最上階の図書室からの眺めは、最高だと思う。
開け放った窓から涼しい風が入り込み、初夏の熱で上がった室温を少しだけ下げる。
ぱたん、と本が倒れる音がする。配架をしていた図書委員の谷秀太は、ふう、と息を吐いて倒れた本を元に戻した。
今日はとても静かだった。放課後の時間帯では珍しい。テスト期間だからだろうか。
普段は外から運動部の声が聞こえてくる。その声も今はまったく聞こえてこない。たまにちろちろと鳥の鳴き声が聞こえてくるだけだ。
配架を終え、窓際の席に座る。天気の良い日はここでぼうっとするのが秀太の日課だった。
ここはどこだろうか。見たことのない景色が眼前に広がる。
晴天なのに、気持ちが悪くなるような青空。うっすらと灰色に濁った雲。それとは対照的に、足元には無数の美しい花たちが風に揺られている。
風は吹いているのだろうが、皮膚を撫でるような感覚がない。元々触覚など存在しないような気分に陥る。

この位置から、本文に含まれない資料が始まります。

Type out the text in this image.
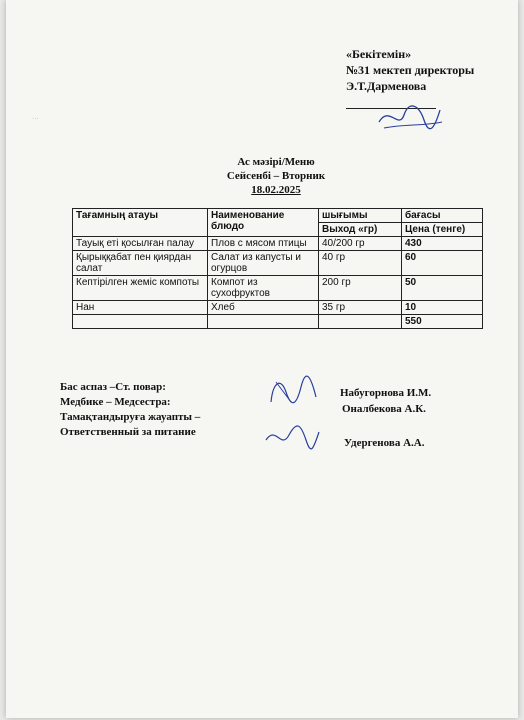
...
«Бекітемін»
№31 мектеп директоры
Э.Т.Дарменова
Ас мәзірі/Меню
Сейсенбі – Вторник
18.02.2025
Тағамның атауы	Наименование блюдо	шығымы	бағасы
		Выход «гр)	Цена (тенге)
Тауық еті қосылған палау	Плов с мясом птицы	40/200 гр	430
Қырыққабат пен қиярдан салат	Салат из капусты и огурцов	40 гр	60
Кептірілген жеміс компоты	Компот из сухофруктов	200 гр	50
Нан	Хлеб	35 гр	10
			550
Бас аспаз –Ст. повар:
Медбике – Медсестра:
Тамақтандыруға жауапты –
Ответственный за питание
Набугорнова И.М.
Оналбекова А.К.
Удергенова А.А.
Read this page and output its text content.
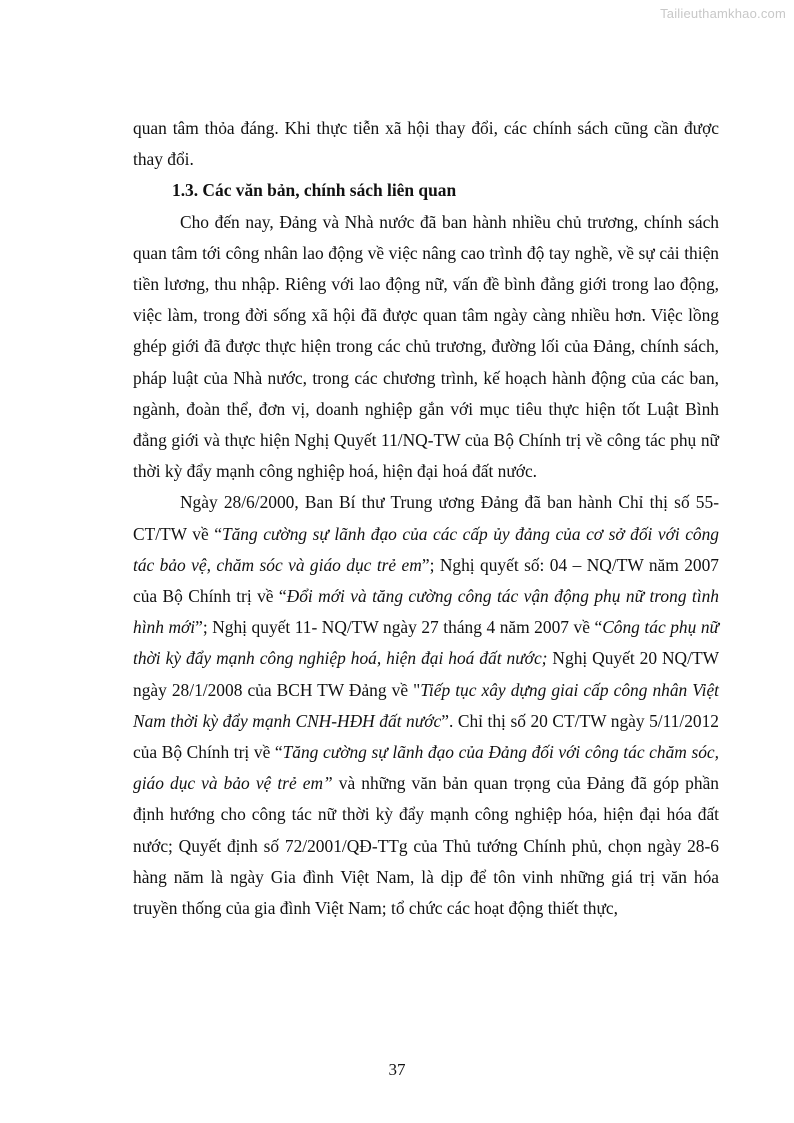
Tailieuthamkhao.com

quan tâm thỏa đáng. Khi thực tiễn xã hội thay đổi, các chính sách cũng cần được thay đổi.

1.3. Các văn bản, chính sách liên quan

Cho đến nay, Đảng và Nhà nước đã ban hành nhiều chủ trương, chính sách quan tâm tới công nhân lao động về việc nâng cao trình độ tay nghề, về sự cải thiện tiền lương, thu nhập. Riêng với lao động nữ, vấn đề bình đẳng giới trong lao động, việc làm, trong đời sống xã hội đã được quan tâm ngày càng nhiều hơn. Việc lồng ghép giới đã được thực hiện trong các chủ trương, đường lối của Đảng, chính sách, pháp luật của Nhà nước, trong các chương trình, kế hoạch hành động của các ban, ngành, đoàn thể, đơn vị, doanh nghiệp gắn với mục tiêu thực hiện tốt Luật Bình đẳng giới và thực hiện Nghị Quyết 11/NQ-TW của Bộ Chính trị về công tác phụ nữ thời kỳ đẩy mạnh công nghiệp hoá, hiện đại hoá đất nước.

Ngày 28/6/2000, Ban Bí thư Trung ương Đảng đã ban hành Chỉ thị số 55-CT/TW về “Tăng cường sự lãnh đạo của các cấp ủy đảng của cơ sở đối với công tác bảo vệ, chăm sóc và giáo dục trẻ em”; Nghị quyết số: 04 – NQ/TW năm 2007 của Bộ Chính trị về “Đổi mới và tăng cường công tác vận động phụ nữ trong tình hình mới”; Nghị quyết 11- NQ/TW ngày 27 tháng 4 năm 2007 về “Công tác phụ nữ thời kỳ đẩy mạnh công nghiệp hoá, hiện đại hoá đất nước; Nghị Quyết 20 NQ/TW ngày 28/1/2008 của BCH TW Đảng về "Tiếp tục xây dựng giai cấp công nhân Việt Nam thời kỳ đẩy mạnh CNH-HĐH đất nước”. Chỉ thị số 20 CT/TW ngày 5/11/2012 của Bộ Chính trị về “Tăng cường sự lãnh đạo của Đảng đối với công tác chăm sóc, giáo dục và bảo vệ trẻ em” và những văn bản quan trọng của Đảng đã góp phần định hướng cho công tác nữ thời kỳ đẩy mạnh công nghiệp hóa, hiện đại hóa đất nước; Quyết định số 72/2001/QĐ-TTg của Thủ tướng Chính phủ, chọn ngày 28-6 hàng năm là ngày Gia đình Việt Nam, là dịp để tôn vinh những giá trị văn hóa truyền thống của gia đình Việt Nam; tổ chức các hoạt động thiết thực,

37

ここはどこだろう。もう一度考えてみる。懐かしいような、しかし嫌悪するような、不思議な感覚なのだ。
ふと、視界の隅で何かが動いた。慌てて振り返る。
そこにいたのは、髪の長い……
「谷くん?もう、閉館の時間だけど」
司書の小川明子が声をかけた。秀太は慌てて顔を上げる。いつの間にか眠ってしまっていたようだ。
先ほどの景色は夢だろうか?
時計の針は5時半過ぎを示していた。先ほどまで晴れていたはずの空は、いつの間にか灰色の絵の具で塗りつぶしたような雲に覆われていた。
「うわっ、すみません。すぐに帰ります」
「気を付けて帰ってね」
帰路を急ぐ秀太の頬を、初夏には似合わない冷たい風が掠めて通り過ぎていった。